Eternals was a movie many had been waiting for - it had an Academy Award-winning director in Chloé Zhao, an exciting and diverse cast filled with both Hollywood A-listers and relatively new faces, and of course the Marvel movie bit. Unfortunately, the film becomes a case of what could have been.
Chloé Zhao is the first Oscar-winning director to helm a Marvel project, and the result is a mixed bag. The scope of the film is impressive, its cinematography is lavish and gritty (with extensive use of natural light, the movie's colour palette is darker - a marked difference from the colourful eye candy that Marvel usually offers), and the tone is philosophical and reflective.
However, on the other hand, not only does it lack the easygoing, "fun" vibe that Marvel movies have been synonymous with, the film's 157-minute runtime seems like it is simultaneously too long and too short at the same time - as it is a drag for pretty much the entirety of its run time, while also giving some of the more interesting plot points in the movie no attention. Maybe it would have benefited the Eternals franchise to be a series instead of a movie, but what do we know?
The Eternals are a bunch of superheroes sent on a mission by a Celestial named Arishem on Earth to protect humanity from an invasive species called Deviants. There are ten Eternals, each with their own unique power(s), who have worked together to save humanity from Deviants since the dawn of civilisation - with flashbacks taking us to Mesopotamia in 5000 BC, Babylon in 575 BC, the Gupta Empire in AD 400, and Tenochtitlan in 1521 - without meddling in human conflict.

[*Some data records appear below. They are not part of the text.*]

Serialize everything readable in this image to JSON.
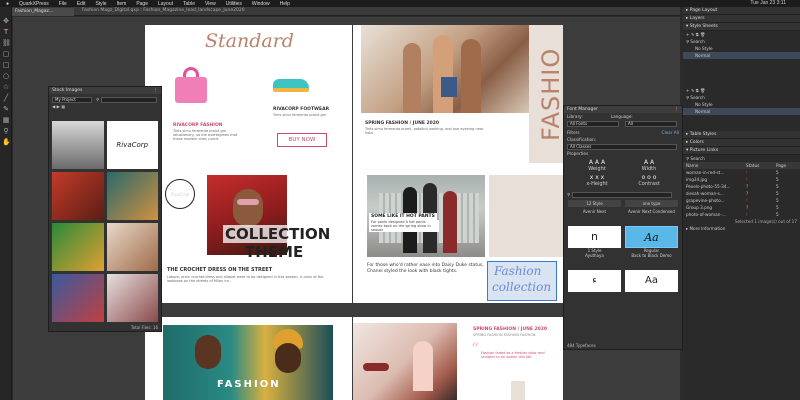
{
  "menubar": {
    "items": [
      "QuarkXPress",
      "File",
      "Edit",
      "Style",
      "Item",
      "Page",
      "Layout",
      "Table",
      "View",
      "Utilities",
      "Window",
      "Help"
    ],
    "clock": "Tue Jan 23  3:11"
  },
  "window": {
    "title": "Fashion Magz_Digital.qxp : Fashion_Magazine_lead_landscape_June2020",
    "tab": "Fashion_Magaz..."
  },
  "stock_panel": {
    "title": "Stock Images",
    "project": "My Project",
    "total": "Total Files: 16"
  },
  "layout": {
    "p1_heading": "Standard",
    "p1_caption1_title": "RIVACORP FASHION",
    "p1_caption1_text": "Trnts simu fermenta proivt grn lotustionary, so the evertegmes that these modern ones cured.",
    "p1_caption2_title": "RIVACORP FOOTWEAR",
    "p1_caption2_text": "Trnts simu fermenta proivt grn",
    "p1_buy": "BUY NOW",
    "p2_side": "FASHIO",
    "p2_caption_title": "SPRING FASHION / JUNE 2020",
    "p2_caption_text": "Trnts simu fermenta orami, potalbul working, and one evening near hold.",
    "p3_heading1": "COLLECTION",
    "p3_heading2": "THEME",
    "p3_sub": "THE CROCHET DRESS ON THE STREET",
    "p3_text": "Labore, proin crochet dress and aliquet were to be designed in this season. A color of the lookbook on the streets of Milan inc.",
    "p4_title": "SOME LIKE IT HOT PANTS",
    "p4_text": "For pants designed it hot pants comes back on the spring show in season",
    "p4_quote": "For those who'd rather ease into Daisy Duke status, Chanel styled the look with black tights.",
    "p4_script1": "Fashion",
    "p4_script2": "collection",
    "p5_label": "FASHION",
    "p6_caption_title": "SPRING FASHION / JUNE 2020",
    "p6_caption_sub": "SPRING FASHION FASHION FASHION",
    "p6_quote": "Fashion faded as a fresher color and sculptor to an option this fall"
  },
  "font_manager": {
    "title": "Font Manager",
    "library_label": "Library:",
    "library_value": "All Fonts",
    "language_label": "Language:",
    "language_value": "All",
    "filters": "Filters",
    "clear_all": "Clear All",
    "classification_label": "Classification:",
    "classification_value": "All Classes",
    "properties": "Properties",
    "props": [
      "Weight",
      "Width",
      "x-Height",
      "Contrast"
    ],
    "fonts": [
      {
        "sample": "12 Style",
        "name": "Avenir Next"
      },
      {
        "sample": "one type",
        "name": "Avenir Next Condensed"
      },
      {
        "sample": "n",
        "name": "1 Style",
        "sub": "Ayuthaya"
      },
      {
        "sample": "Aa",
        "name": "Regular",
        "sub": "Back to Black Demo"
      },
      {
        "sample": "ء",
        "name": ""
      },
      {
        "sample": "Aa",
        "name": ""
      }
    ],
    "footer": "484 Typefaces"
  },
  "right_panels": {
    "page_layout": "Page Layout",
    "layers": "Layers",
    "style_sheets": "Style Sheets",
    "search1": "Search",
    "styles1": [
      "No Style",
      "Normal"
    ],
    "search2": "Search",
    "styles2": [
      "No Style",
      "Normal"
    ],
    "table_styles": "Table Styles",
    "colors": "Colors",
    "picture_links": "Picture Links",
    "search3": "Search",
    "link_cols": [
      "Name",
      "Status",
      "Page"
    ],
    "links": [
      {
        "name": "woman-in-red-st...",
        "status": "!",
        "page": "5"
      },
      {
        "name": "img34.jpg",
        "status": "!",
        "page": "5"
      },
      {
        "name": "Pexels-photo-55-34...",
        "status": "?",
        "page": "5"
      },
      {
        "name": "ziesah-woman-s...",
        "status": "?",
        "page": "5"
      },
      {
        "name": "grapevine-photo...",
        "status": "!",
        "page": "5"
      },
      {
        "name": "Group 3.png",
        "status": "?",
        "page": "5"
      },
      {
        "name": "photo-of-woman-...",
        "status": "!",
        "page": "5"
      }
    ],
    "selected": "Selected 1 image(s) out of 17",
    "more": "More Information"
  },
  "colors": {
    "accent": "#c94c6a",
    "fashion": "#b9826b",
    "panel": "#323232",
    "script": "#6b8cd0"
  }
}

While all this seems grand on paper, consider this - you are a superhero stuck in a random human form (including a major plot point about a character that doesn't enjoy their human form at all) for all life. You cannot intervene in any human conflict - not world wars, not genocide, not a possible climate or nuclear disaster, nothing at all. Nope, your only fight is against weird-looking muscular tree-like beings. Did we tell you that even when your task is done, you're not allowed to leave earth because the Deviants might return? Oh, and should you fail, you face the Arishem's wrath.
It just seems, to not put too fine a point on it, pointless. In trying to pursue more philosophical ideas and emotional complexity, director Chloé Zhao seems to have lost track of what makes Marvel movies so popular - namely the fact that they are fun.

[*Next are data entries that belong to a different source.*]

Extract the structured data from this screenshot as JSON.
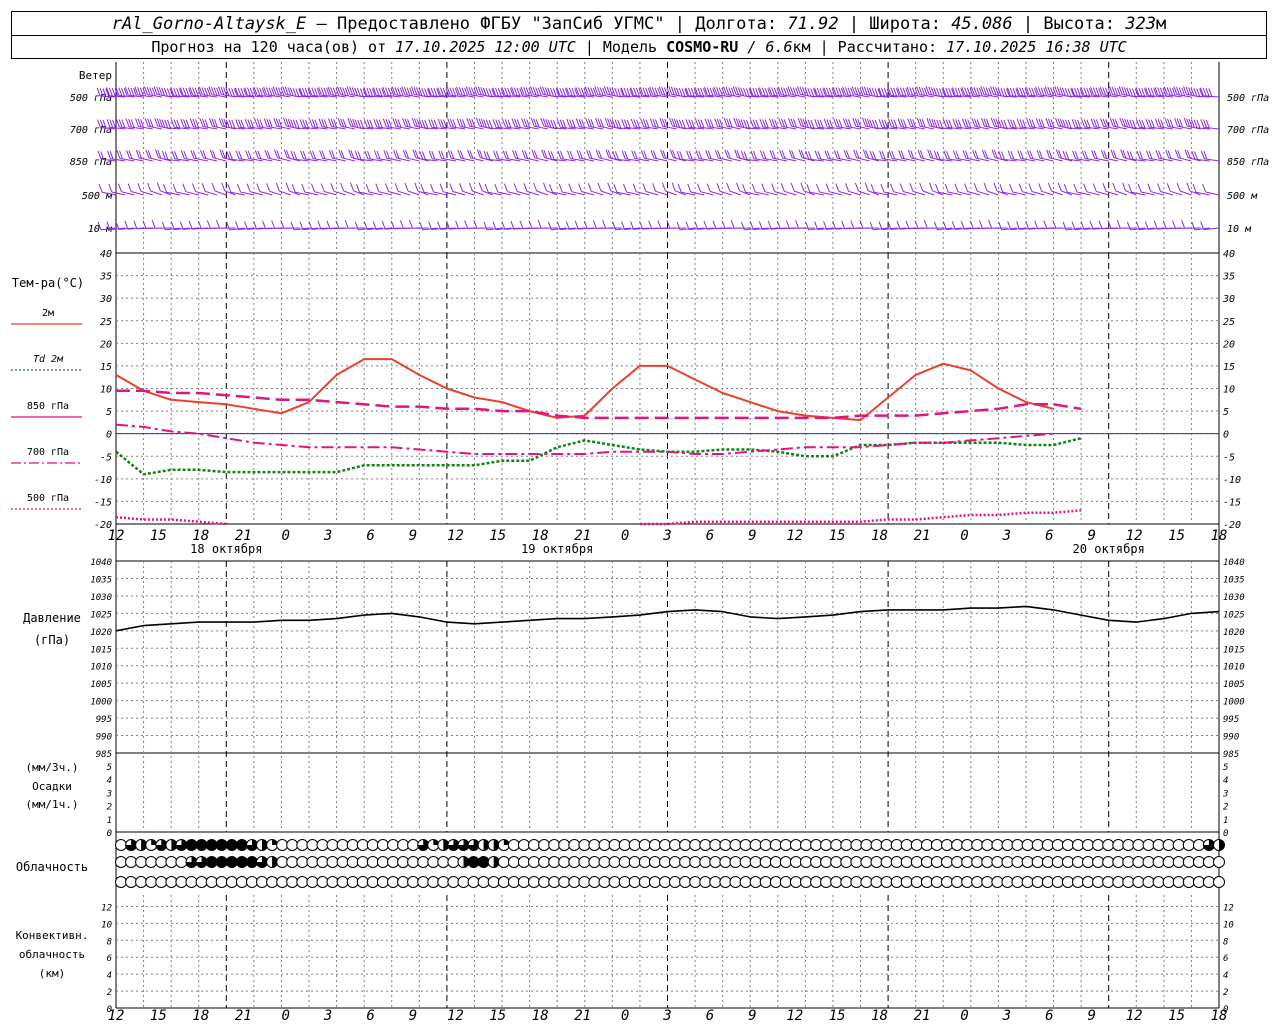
{
  "header": {
    "station": "rAl_Gorno-Altaysk_E",
    "provider": "– Предоставлено ФГБУ \"ЗапСиб УГМС\" |",
    "lon_label": "Долгота:",
    "lon": "71.92",
    "lat_label": "| Широта:",
    "lat": "45.086",
    "alt_label": "| Высота:",
    "alt": "323",
    "alt_unit": "м",
    "fc_prefix": "Прогноз на 120 часа(ов) от",
    "fc_start": "17.10.2025 12:00 UTC",
    "model_label": "| Модель",
    "model": "COSMO-RU",
    "model_res": "/ 6.6",
    "model_res_unit": "км",
    "calc_label": "| Рассчитано:",
    "calc_time": "17.10.2025 16:38 UTC"
  },
  "labels": {
    "wind_title": "Ветер",
    "wind_levels": [
      "500 гПа",
      "700 гПа",
      "850 гПа",
      "500 м",
      "10 м"
    ],
    "temp_title": "Тем-ра(°С)",
    "legend": [
      {
        "label": "2м",
        "color": "#e8412c",
        "dash": ""
      },
      {
        "label": "Td 2м",
        "color": "#148214",
        "dash": "2,2"
      },
      {
        "label": "850 гПа",
        "color": "#e0157f",
        "dash": ""
      },
      {
        "label": "700 гПа",
        "color": "#e0157f",
        "dash": "10,3,2,3"
      },
      {
        "label": "500 гПа",
        "color": "#e0157f",
        "dash": "2,2"
      }
    ],
    "pressure_title": "Давление",
    "pressure_unit": "(гПа)",
    "precip_unit3": "(мм/3ч.)",
    "precip_title": "Осадки",
    "precip_unit1": "(мм/1ч.)",
    "cloud_title": "Облачность",
    "conv_title1": "Конвективн.",
    "conv_title2": "облачность",
    "conv_unit": "(км)",
    "day_labels": [
      "18 октября",
      "19 октября",
      "20 октября"
    ]
  },
  "chart_data": [
    {
      "type": "line",
      "title": "Тем-ра(°С)",
      "x_hours": [
        0,
        3,
        6,
        9,
        12,
        15,
        18,
        21,
        24,
        27,
        30,
        33,
        36,
        39,
        42,
        45,
        48,
        51,
        54,
        57,
        60,
        63,
        66,
        69,
        72,
        75,
        78,
        81,
        84,
        87,
        90,
        93,
        96,
        99,
        102,
        105,
        108,
        111,
        114,
        117,
        120
      ],
      "x_tick_labels": [
        "12",
        "15",
        "18",
        "21",
        "0",
        "3",
        "6",
        "9",
        "12",
        "15",
        "18",
        "21",
        "0",
        "3",
        "6",
        "9",
        "12",
        "15",
        "18",
        "21",
        "0",
        "3",
        "6",
        "9",
        "12",
        "15",
        "18"
      ],
      "ylim": [
        -20,
        40
      ],
      "series": [
        {
          "name": "2м",
          "values": [
            13,
            9.5,
            7.5,
            7,
            6.5,
            5.5,
            4.5,
            7,
            13,
            16.5,
            16.5,
            13,
            10,
            8,
            7,
            5,
            3.5,
            4,
            10,
            15,
            15,
            12,
            9,
            7,
            5,
            4,
            3.5,
            3,
            8,
            13,
            15.5,
            14,
            10,
            7,
            5.5,
            null,
            null,
            null,
            null,
            null,
            null
          ]
        },
        {
          "name": "Td 2м",
          "values": [
            -4,
            -9,
            -8,
            -8,
            -8.5,
            -8.5,
            -8.5,
            -8.5,
            -8.5,
            -7,
            -7,
            -7,
            -7,
            -7,
            -6,
            -6,
            -3,
            -1.5,
            -2.5,
            -3.5,
            -4,
            -4,
            -3.5,
            -3.5,
            -4,
            -5,
            -5,
            -2.5,
            -2.5,
            -2,
            -2,
            -2,
            -2,
            -2.5,
            -2.5,
            -1,
            null,
            null,
            null,
            null,
            null
          ]
        },
        {
          "name": "850 гПа",
          "values": [
            9.5,
            9.5,
            9,
            9,
            8.5,
            8,
            7.5,
            7.5,
            7,
            6.5,
            6,
            6,
            5.5,
            5.5,
            5,
            5,
            4,
            3.5,
            3.5,
            3.5,
            3.5,
            3.5,
            3.5,
            3.5,
            3.5,
            3.5,
            3.5,
            4,
            4,
            4,
            4.5,
            5,
            5.5,
            6.5,
            6.5,
            5.5,
            null,
            null,
            null,
            null,
            null
          ]
        },
        {
          "name": "700 гПа",
          "values": [
            2,
            1.5,
            0.5,
            0,
            -1,
            -2,
            -2.5,
            -3,
            -3,
            -3,
            -3,
            -3.5,
            -4,
            -4.5,
            -4.5,
            -4.5,
            -4.5,
            -4.5,
            -4,
            -4,
            -4,
            -4.5,
            -4.5,
            -4,
            -3.5,
            -3,
            -3,
            -3,
            -2.5,
            -2,
            -2,
            -1.5,
            -1,
            -0.5,
            0,
            null,
            null,
            null,
            null,
            null,
            null
          ]
        },
        {
          "name": "500 гПа",
          "values": [
            -18.5,
            -19,
            -19,
            -19.5,
            -20.5,
            null,
            null,
            null,
            null,
            null,
            null,
            null,
            null,
            null,
            null,
            null,
            null,
            null,
            null,
            -20.5,
            -20,
            -19.5,
            -19.5,
            -19.5,
            -19.5,
            -19.5,
            -19.5,
            -19.5,
            -19,
            -19,
            -18.5,
            -18,
            -18,
            -17.5,
            -17.5,
            -17,
            null,
            null,
            null,
            null,
            null
          ]
        }
      ]
    },
    {
      "type": "line",
      "title": "Давление",
      "ylabel": "(гПа)",
      "ylim": [
        985,
        1040
      ],
      "series": [
        {
          "name": "Давление",
          "values": [
            1020,
            1021.5,
            1022,
            1022.5,
            1022.5,
            1022.5,
            1023,
            1023,
            1023.5,
            1024.5,
            1025,
            1024,
            1022.5,
            1022,
            1022.5,
            1023,
            1023.5,
            1023.5,
            1024,
            1024.5,
            1025.5,
            1026,
            1025.5,
            1024,
            1023.5,
            1024,
            1024.5,
            1025.5,
            1026,
            1026,
            1026,
            1026.5,
            1026.5,
            1027,
            1026,
            1024.5,
            1023,
            1022.5,
            1023.5,
            1025,
            1025.5
          ]
        }
      ]
    },
    {
      "type": "bar",
      "title": "Осадки",
      "ylim": [
        0,
        5
      ],
      "values": []
    },
    {
      "type": "table",
      "title": "Облачность",
      "rows_count": 3,
      "per_hour": true,
      "cloud_upper": {
        "1": 3,
        "2": 2,
        "3": 1,
        "4": 3,
        "5": 2,
        "6": 3,
        "7": 4,
        "8": 4,
        "9": 4,
        "10": 4,
        "11": 4,
        "12": 4,
        "13": 3,
        "14": 2,
        "15": 1,
        "30": 3,
        "31": 1,
        "32": 2,
        "33": 3,
        "34": 3,
        "35": 3,
        "36": 2,
        "37": 2,
        "38": 1,
        "100": 0,
        "101": 0,
        "102": 0,
        "103": 0,
        "104": 0,
        "105": 0,
        "106": 0,
        "107": 0,
        "108": 3,
        "109": 2
      },
      "cloud_middle": {
        "7": 3,
        "8": 3,
        "9": 4,
        "10": 4,
        "11": 4,
        "12": 4,
        "13": 4,
        "14": 3,
        "15": 2,
        "34": 2,
        "35": 4,
        "36": 4,
        "37": 2
      },
      "cloud_lower": {}
    },
    {
      "type": "bar",
      "title": "Конвективн. облачность (км)",
      "ylim": [
        0,
        13
      ],
      "values": []
    }
  ],
  "wind_rows": {
    "500 гПа": {
      "speed": [
        35,
        35,
        35,
        35,
        35,
        35,
        35,
        35,
        35,
        35,
        35,
        35,
        35,
        35,
        35,
        35,
        35,
        35,
        35,
        35,
        35,
        35,
        35,
        35,
        35,
        35,
        35,
        35,
        35,
        35,
        35,
        35,
        35,
        35,
        35,
        35,
        35,
        35,
        35,
        35,
        35
      ],
      "dir": 280
    },
    "700 гПа": {
      "speed": [
        25,
        25,
        25,
        25,
        25,
        25,
        25,
        25,
        25,
        25,
        25,
        25,
        25,
        25,
        25,
        25,
        25,
        25,
        25,
        25,
        25,
        25,
        25,
        25,
        25,
        25,
        25,
        25,
        25,
        25,
        25,
        25,
        25,
        25,
        25,
        25,
        25,
        25,
        25,
        25,
        25
      ],
      "dir": 285
    },
    "850 гПа": {
      "speed": [
        20,
        20,
        20,
        20,
        20,
        20,
        20,
        20,
        20,
        20,
        20,
        20,
        20,
        20,
        20,
        20,
        20,
        20,
        20,
        20,
        20,
        20,
        20,
        20,
        20,
        20,
        20,
        20,
        20,
        20,
        20,
        20,
        20,
        20,
        20,
        20,
        20,
        20,
        20,
        20,
        20
      ],
      "dir": 290
    },
    "500 м": {
      "speed": [
        12,
        12,
        12,
        12,
        12,
        12,
        12,
        12,
        12,
        12,
        12,
        12,
        12,
        12,
        12,
        12,
        12,
        12,
        12,
        12,
        12,
        12,
        12,
        12,
        12,
        12,
        12,
        12,
        12,
        12,
        12,
        12,
        12,
        12,
        12,
        12,
        12,
        12,
        12,
        12,
        12
      ],
      "dir": 300
    },
    "10 м": {
      "speed": [
        8,
        8,
        8,
        8,
        8,
        8,
        8,
        8,
        8,
        8,
        8,
        8,
        8,
        8,
        8,
        8,
        8,
        8,
        8,
        8,
        8,
        8,
        8,
        8,
        8,
        8,
        8,
        8,
        8,
        8,
        8,
        8,
        8,
        8,
        8,
        8,
        8,
        8,
        8,
        8,
        8
      ],
      "dir": 250
    }
  },
  "colors": {
    "wind": "#8a2be2",
    "temp2m": "#e8412c",
    "td": "#148214",
    "upper": "#e0157f",
    "zero_line": "#2a2ad6",
    "grid": "#808080"
  }
}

Eternals is a film that contemplates "humanity" and how these lofty demigods (quite literally - the Eternals have become enmeshed with different mythologies with a little variation in spelling, like Thena turning to Athena in Greek mythology) learn to love humans with all their faults. There are, however, no humans to actually illustrate that they matter. Apart from Karun (Harish Patel), the valet of Kingo (Kumail Nanjiani); and Dane Whitman (Kit Harington), the love interest of Sersi (Gemma Chan); there are no named human characters - all we see are lofty ideals as visualised by the Eternals. Very akin to a colonialist view, mind you, and very surprising from someone like Chloé Zhao.
The star cast is stellar, but they are stuck in a bizarrely written screenplay (why else would characters who know each other for thousands of years still refer to each other by their first names when speaking seemingly important dialogue such as "I'm in love with you, Sersi"?). The performances, however, are less than stellar from a few - namely Barry Keoghan who plays Druig, Lia McHugh who plays Sprite, and Richard Madden who plays Ikaris - they have one emotion on display the whole time (smugness, disinterest and moral superiority respectively, if you are curious). The big names - Angelina Jolie and Salma Hayek - look cool, but have little else to do.
Ben Davis' cinematography is generally good, and often spectacular. Ramin Djawadi's score sets the tone, featuring bangers like Pink Floyd's Time alongside tracks specifically written for the movie. Djawadi also completes the Game Of Thrones reunion along with Richard Madden and Kit Harington!
Marvel movies often have similar storylines - they're superhero films after all - and the "save the world" syndrome is obviously expected. We did not, however, expect one thing played over and over again in a single film: the Eternals get to a place, fight Deviants, superficially interact with the local humans, face some setback - rinse and repeat. This is a movie that feels too long as a single entity, too short as an introduction to the sheer number of entirely unseen characters from the Marvel Cinematic Universe in it, and never (to quote Goldilocks) "just right".